The upshot of all of this is that regular season performance in any sport truly cannot elicit much from a postseason perspective. The conference tournaments or championship games take a lot out of teams potentially, and success there can in fact doom a team to failure in the larger picture. It's true in other power leagues, too, where even lower-tier squads are capable of winning enough to be disruptive to a team's mojo.
Arkansas, therefore, cannot glean much from being the cellar-dweller in this strange, pitching-poor season. The SEC was indeed a vicious league, as it always is, on the diamond. But nobody can lay the blame there for a bad year. And the same is true in football, where the excuse has been particularly and dishonestly employed, most notably by the likes of Houston Nutt, who often lamented the strength of schedule as the impediment to his predestined greatness.
It's not enough for Bret Bielema, Van Horn, Mike Anderson, Jimmy Dykes, et al. to deflect anymore, to say that they all start behind an eight-ball from the outset. The league is hard but it is also balanced. Its collective power is a product of its financial resources and nationwide, if not global, exposure. But it isn't unique, either. The power brokers of the Big 12, Pac 12, Big Ten and elsewhere believe that they can stake the same claim to superiority, and not without merit or support.
Arkansas is a beneficiary of the conference's reputation and is also a victim of it. The programs that have been the wealthiest haven't necessarily been those that won the most or racked up the most accolades. The Hogs' best basketball team of the current century wasn't demonstrably more attractive to fans, based on attendance numbers; one of the Razorbacks' most memorable runs to Omaha on the baseball field (2009) was by a team that had a losing league record. Being in a vigorously competitive conference is virtuous and damning, and it's hard to project which fate will befall which team.
All of this is said for one reason: to not draw much from the preseason football projections that alternatively say Arkansas lost too much offensive skill to compete for a title this year or that the Hogs will be too overwhelmed by the schedule, you know, the one that basically changes very little from year to year save for venues and directional designations for out-of-conference teams.
The Hogs will be as capable of faltering against Toledo as they are of beating Ole Miss.

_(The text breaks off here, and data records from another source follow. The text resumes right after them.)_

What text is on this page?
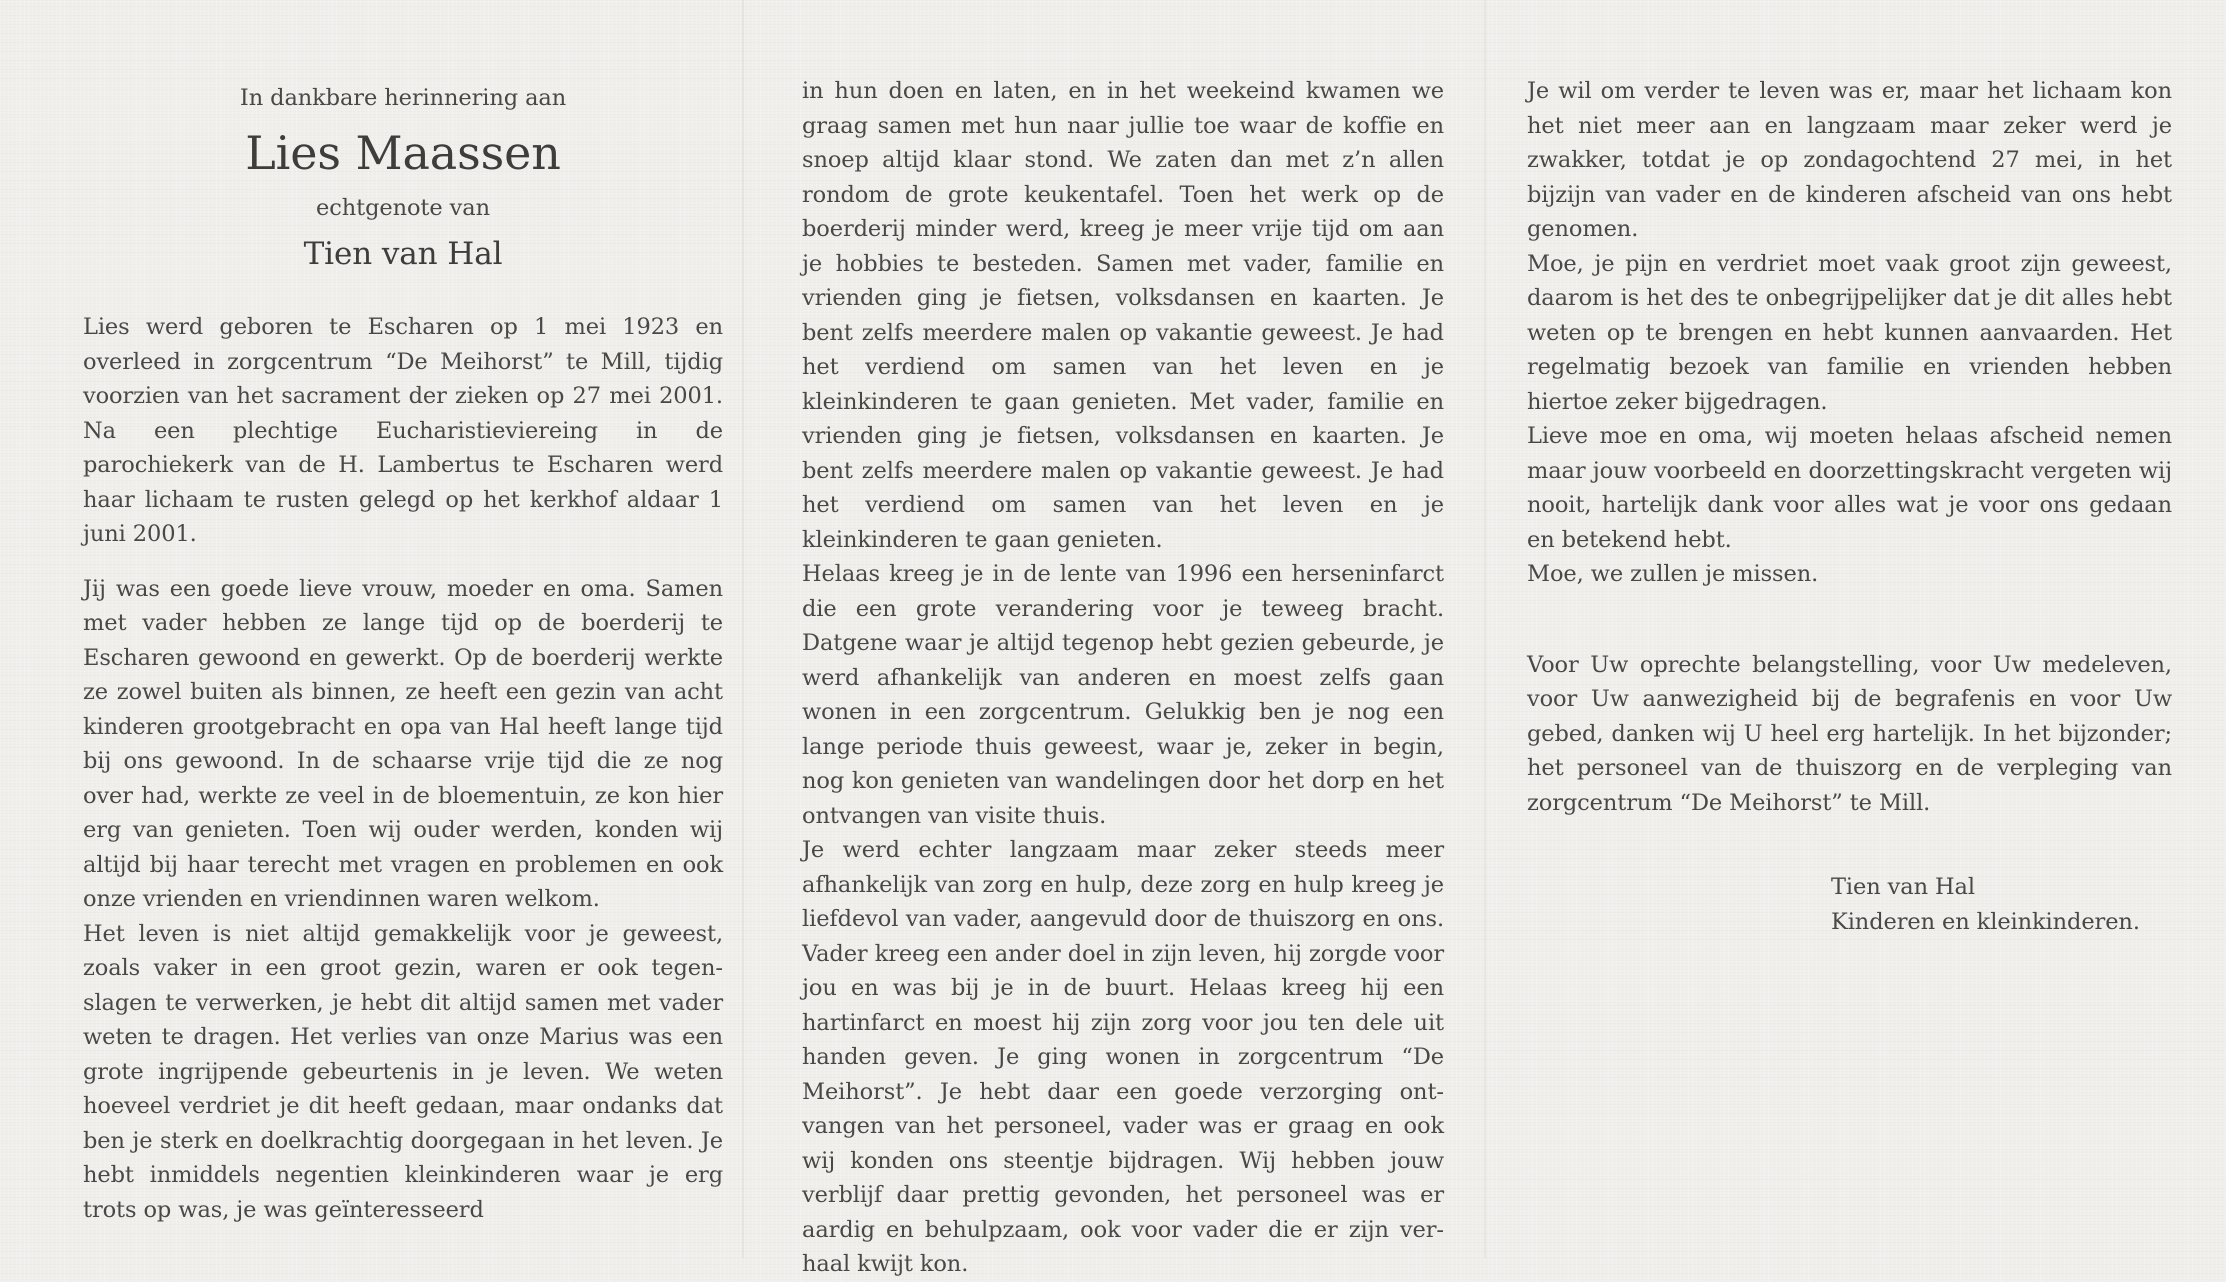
In dankbare herinnering aan
Lies Maassen
echtgenote van
Tien van Hal

Lies werd geboren te Escharen op 1 mei 1923 en overleed in zorgcentrum “De Meihorst” te Mill, tijdig voorzien van het sacrament der zieken op 27 mei 2001. Na een plechtige Eucharistieviereing in de parochiekerk van de H. Lambertus te Escharen werd haar lichaam te rusten gelegd op het kerkhof aldaar 1 juni 2001.

Jij was een goede lieve vrouw, moeder en oma. Samen met vader hebben ze lange tijd op de boerderij te Escharen gewoond en gewerkt. Op de boerderij werkte ze zowel buiten als binnen, ze heeft een gezin van acht kinderen grootgebracht en opa van Hal heeft lange tijd bij ons gewoond. In de schaarse vrije tijd die ze nog over had, werkte ze veel in de bloementuin, ze kon hier erg van genieten. Toen wij ouder werden, konden wij altijd bij haar terecht met vragen en problemen en ook onze vrienden en vriendinnen waren welkom.

Het leven is niet altijd gemakkelijk voor je geweest, zoals vaker in een groot gezin, waren er ook tegenslagen te verwerken, je hebt dit altijd samen met vader weten te dragen. Het verlies van onze Marius was een grote ingrijpende gebeurtenis in je leven. We weten hoeveel verdriet je dit heeft gedaan, maar ondanks dat ben je sterk en doelkrachtig doorgegaan in het leven. Je hebt inmiddels negentien kleinkinderen waar je erg trots op was, je was geïnteresseerd

in hun doen en laten, en in het weekeind kwamen we graag samen met hun naar jullie toe waar de koffie en snoep altijd klaar stond. We zaten dan met z’n allen rondom de grote keukentafel. Toen het werk op de boerderij minder werd, kreeg je meer vrije tijd om aan je hobbies te besteden. Samen met vader, familie en vrienden ging je fietsen, volksdansen en kaarten. Je bent zelfs meerdere malen op vakantie geweest. Je had het verdiend om samen van het leven en je kleinkinderen te gaan genieten. Met vader, familie en vrienden ging je fietsen, volksdansen en kaarten. Je bent zelfs meerdere malen op vakantie geweest. Je had het verdiend om samen van het leven en je kleinkinderen te gaan genieten.

Helaas kreeg je in de lente van 1996 een herseninfarct die een grote verandering voor je teweeg bracht. Datgene waar je altijd tegenop hebt gezien gebeurde, je werd afhankelijk van anderen en moest zelfs gaan wonen in een zorgcentrum. Gelukkig ben je nog een lange periode thuis geweest, waar je, zeker in begin, nog kon genieten van wandelingen door het dorp en het ontvangen van visite thuis.

Je werd echter langzaam maar zeker steeds meer afhankelijk van zorg en hulp, deze zorg en hulp kreeg je liefdevol van vader, aangevuld door de thuiszorg en ons. Vader kreeg een ander doel in zijn leven, hij zorgde voor jou en was bij je in de buurt. Helaas kreeg hij een hartinfarct en moest hij zijn zorg voor jou ten dele uit handen geven. Je ging wonen in zorgcentrum “De Meihorst”. Je hebt daar een goede verzorging ontvangen van het personeel, vader was er graag en ook wij konden ons steentje bijdragen. Wij hebben jouw verblijf daar prettig gevonden, het personeel was er aardig en behulpzaam, ook voor vader die er zijn verhaal kwijt kon.

Je wil om verder te leven was er, maar het lichaam kon het niet meer aan en langzaam maar zeker werd je zwakker, totdat je op zondagochtend 27 mei, in het bijzijn van vader en de kinderen afscheid van ons hebt genomen.

Moe, je pijn en verdriet moet vaak groot zijn geweest, daarom is het des te onbegrijpelijker dat je dit alles hebt weten op te brengen en hebt kunnen aanvaarden. Het regelmatig bezoek van familie en vrienden hebben hiertoe zeker bijgedragen.

Lieve moe en oma, wij moeten helaas afscheid nemen maar jouw voorbeeld en doorzettingskracht vergeten wij nooit, hartelijk dank voor alles wat je voor ons gedaan en betekend hebt.

Moe, we zullen je missen.

Voor Uw oprechte belangstelling, voor Uw medeleven, voor Uw aanwezigheid bij de begrafenis en voor Uw gebed, danken wij U heel erg hartelijk. In het bijzonder; het personeel van de thuiszorg en de verpleging van zorgcentrum “De Meihorst” te Mill.

Tien van Hal
Kinderen en kleinkinderen.
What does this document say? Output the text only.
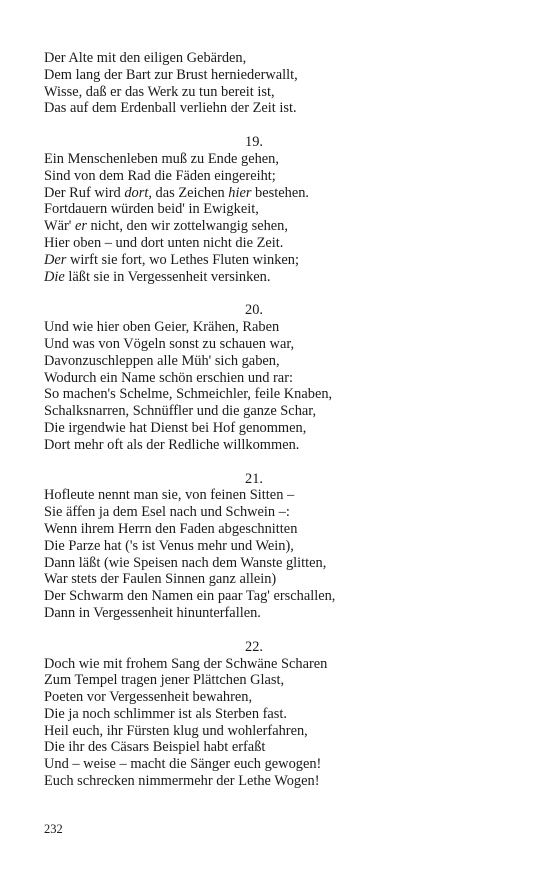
Der Alte mit den eiligen Gebärden,
Dem lang der Bart zur Brust herniederwallt,
Wisse, daß er das Werk zu tun bereit ist,
Das auf dem Erdenball verliehn der Zeit ist.
19.
Ein Menschenleben muß zu Ende gehen,
Sind von dem Rad die Fäden eingereiht;
Der Ruf wird dort, das Zeichen hier bestehen.
Fortdauern würden beid' in Ewigkeit,
Wär' er nicht, den wir zottelwangig sehen,
Hier oben – und dort unten nicht die Zeit.
Der wirft sie fort, wo Lethes Fluten winken;
Die läßt sie in Vergessenheit versinken.
20.
Und wie hier oben Geier, Krähen, Raben
Und was von Vögeln sonst zu schauen war,
Davonzuschleppen alle Müh' sich gaben,
Wodurch ein Name schön erschien und rar:
So machen's Schelme, Schmeichler, feile Knaben,
Schalksnarren, Schnüffler und die ganze Schar,
Die irgendwie hat Dienst bei Hof genommen,
Dort mehr oft als der Redliche willkommen.
21.
Hofleute nennt man sie, von feinen Sitten –
Sie äffen ja dem Esel nach und Schwein –:
Wenn ihrem Herrn den Faden abgeschnitten
Die Parze hat ('s ist Venus mehr und Wein),
Dann läßt (wie Speisen nach dem Wanste glitten,
War stets der Faulen Sinnen ganz allein)
Der Schwarm den Namen ein paar Tag' erschallen,
Dann in Vergessenheit hinunterfallen.
22.
Doch wie mit frohem Sang der Schwäne Scharen
Zum Tempel tragen jener Plättchen Glast,
Poeten vor Vergessenheit bewahren,
Die ja noch schlimmer ist als Sterben fast.
Heil euch, ihr Fürsten klug und wohlerfahren,
Die ihr des Cäsars Beispiel habt erfaßt
Und – weise – macht die Sänger euch gewogen!
Euch schrecken nimmermehr der Lethe Wogen!
232
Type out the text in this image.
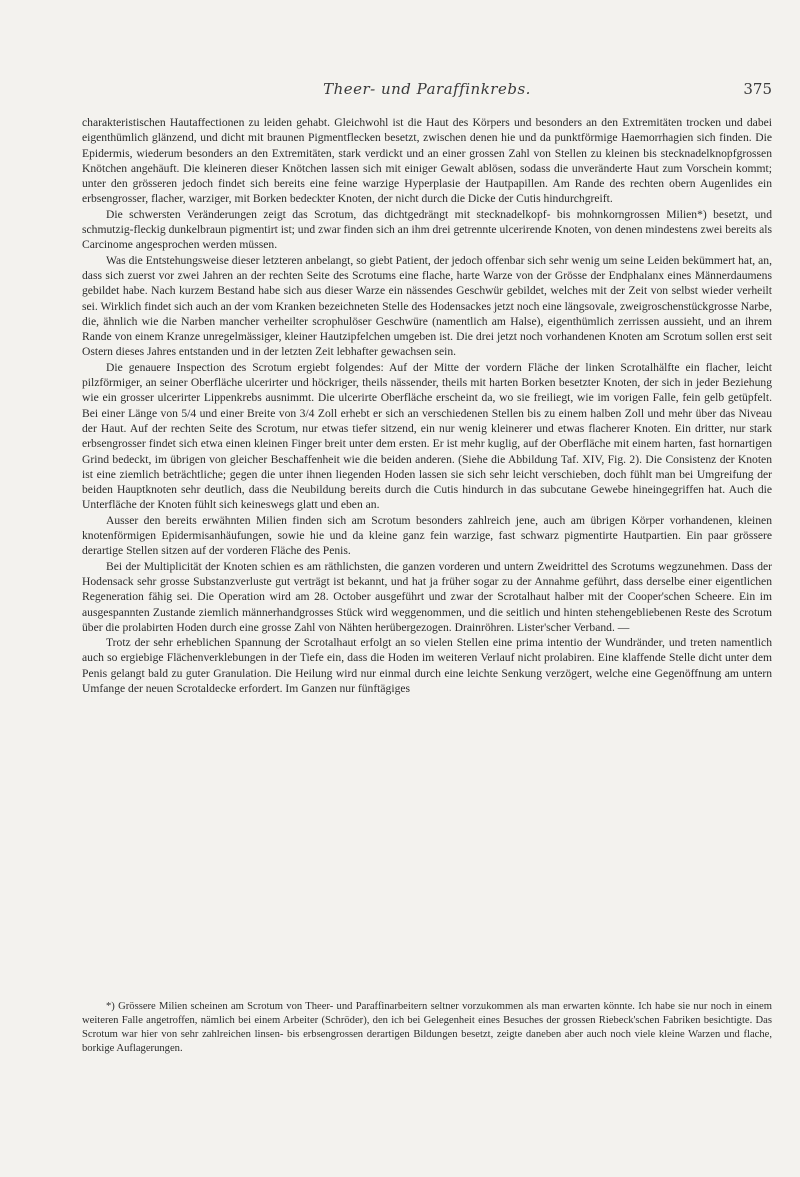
Theer- und Paraffinkrebs.	375

charakteristischen Hautaffectionen zu leiden gehabt. Gleichwohl ist die Haut des Körpers und besonders an den Extremitäten trocken und dabei eigenthümlich glänzend, und dicht mit braunen Pigmentflecken besetzt, zwischen denen hie und da punktförmige Haemorrhagien sich finden. Die Epidermis, wiederum besonders an den Extremitäten, stark verdickt und an einer grossen Zahl von Stellen zu kleinen bis stecknadelknopfgrossen Knötchen angehäuft. Die kleineren dieser Knötchen lassen sich mit einiger Gewalt ablösen, sodass die unveränderte Haut zum Vorschein kommt; unter den grösseren jedoch findet sich bereits eine feine warzige Hyperplasie der Hautpapillen. Am Rande des rechten obern Augenlides ein erbsengrosser, flacher, warziger, mit Borken bedeckter Knoten, der nicht durch die Dicke der Cutis hindurchgreift.

Die schwersten Veränderungen zeigt das Scrotum, das dichtgedrängt mit stecknadelkopf- bis mohnkorngrossen Milien*) besetzt, und schmutzig-fleckig dunkelbraun pigmentirt ist; und zwar finden sich an ihm drei getrennte ulcerirende Knoten, von denen mindestens zwei bereits als Carcinome angesprochen werden müssen.

Was die Entstehungsweise dieser letzteren anbelangt, so giebt Patient, der jedoch offenbar sich sehr wenig um seine Leiden bekümmert hat, an, dass sich zuerst vor zwei Jahren an der rechten Seite des Scrotums eine flache, harte Warze von der Grösse der Endphalanx eines Männerdaumens gebildet habe. Nach kurzem Bestand habe sich aus dieser Warze ein nässendes Geschwür gebildet, welches mit der Zeit von selbst wieder verheilt sei. Wirklich findet sich auch an der vom Kranken bezeichneten Stelle des Hodensackes jetzt noch eine längsovale, zweigroschenstückgrosse Narbe, die, ähnlich wie die Narben mancher verheilter scrophulöser Geschwüre (namentlich am Halse), eigenthümlich zerrissen aussieht, und an ihrem Rande von einem Kranze unregelmässiger, kleiner Hautzipfelchen umgeben ist. Die drei jetzt noch vorhandenen Knoten am Scrotum sollen erst seit Ostern dieses Jahres entstanden und in der letzten Zeit lebhafter gewachsen sein.

Die genauere Inspection des Scrotum ergiebt folgendes: Auf der Mitte der vordern Fläche der linken Scrotalhälfte ein flacher, leicht pilzförmiger, an seiner Oberfläche ulcerirter und höckriger, theils nässender, theils mit harten Borken besetzter Knoten, der sich in jeder Beziehung wie ein grosser ulcerirter Lippenkrebs ausnimmt. Die ulcerirte Oberfläche erscheint da, wo sie freiliegt, wie im vorigen Falle, fein gelb getüpfelt. Bei einer Länge von 5/4 und einer Breite von 3/4 Zoll erhebt er sich an verschiedenen Stellen bis zu einem halben Zoll und mehr über das Niveau der Haut. Auf der rechten Seite des Scrotum, nur etwas tiefer sitzend, ein nur wenig kleinerer und etwas flacherer Knoten. Ein dritter, nur stark erbsengrosser findet sich etwa einen kleinen Finger breit unter dem ersten. Er ist mehr kuglig, auf der Oberfläche mit einem harten, fast hornartigen Grind bedeckt, im übrigen von gleicher Beschaffenheit wie die beiden anderen. (Siehe die Abbildung Taf. XIV, Fig. 2). Die Consistenz der Knoten ist eine ziemlich beträchtliche; gegen die unter ihnen liegenden Hoden lassen sie sich sehr leicht verschieben, doch fühlt man bei Umgreifung der beiden Hauptknoten sehr deutlich, dass die Neubildung bereits durch die Cutis hindurch in das subcutane Gewebe hineingegriffen hat. Auch die Unterfläche der Knoten fühlt sich keineswegs glatt und eben an.

Ausser den bereits erwähnten Milien finden sich am Scrotum besonders zahlreich jene, auch am übrigen Körper vorhandenen, kleinen knotenförmigen Epidermisanhäufungen, sowie hie und da kleine ganz fein warzige, fast schwarz pigmentirte Hautpartien. Ein paar grössere derartige Stellen sitzen auf der vorderen Fläche des Penis.

Bei der Multiplicität der Knoten schien es am räthlichsten, die ganzen vorderen und untern Zweidrittel des Scrotums wegzunehmen. Dass der Hodensack sehr grosse Substanzverluste gut verträgt ist bekannt, und hat ja früher sogar zu der Annahme geführt, dass derselbe einer eigentlichen Regeneration fähig sei. Die Operation wird am 28. October ausgeführt und zwar der Scrotalhaut halber mit der Cooper'schen Scheere. Ein im ausgespannten Zustande ziemlich männerhandgrosses Stück wird weggenommen, und die seitlich und hinten stehengebliebenen Reste des Scrotum über die prolabirten Hoden durch eine grosse Zahl von Nähten herübergezogen. Drainröhren. Lister'scher Verband. —

Trotz der sehr erheblichen Spannung der Scrotalhaut erfolgt an so vielen Stellen eine prima intentio der Wundränder, und treten namentlich auch so ergiebige Flächenverklebungen in der Tiefe ein, dass die Hoden im weiteren Verlauf nicht prolabiren. Eine klaffende Stelle dicht unter dem Penis gelangt bald zu guter Granulation. Die Heilung wird nur einmal durch eine leichte Senkung verzögert, welche eine Gegenöffnung am untern Umfange der neuen Scrotaldecke erfordert. Im Ganzen nur fünftägiges

*) Grössere Milien scheinen am Scrotum von Theer- und Paraffinarbeitern seltner vorzukommen als man erwarten könnte. Ich habe sie nur noch in einem weiteren Falle angetroffen, nämlich bei einem Arbeiter (Schröder), den ich bei Gelegenheit eines Besuches der grossen Riebeck'schen Fabriken besichtigte. Das Scrotum war hier von sehr zahlreichen linsen- bis erbsengrossen derartigen Bildungen besetzt, zeigte daneben aber auch noch viele kleine Warzen und flache, borkige Auflagerungen.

Because of the nature of sports and the fallibility of projecting how individuals of that age will come around and when, the fall will be as wildly volatile as spring. Nobody likely thought that Arkansas baseball would slog to a 7-23 SEC record even gauging the league as a whole. Nobody likely projected Arkansas to win eight football games after three straight losses in September, either. The key for the average fan is to remember that as "tough" as the SEC may appear to be, that's a reputation constructed on utter subjectivity all the way.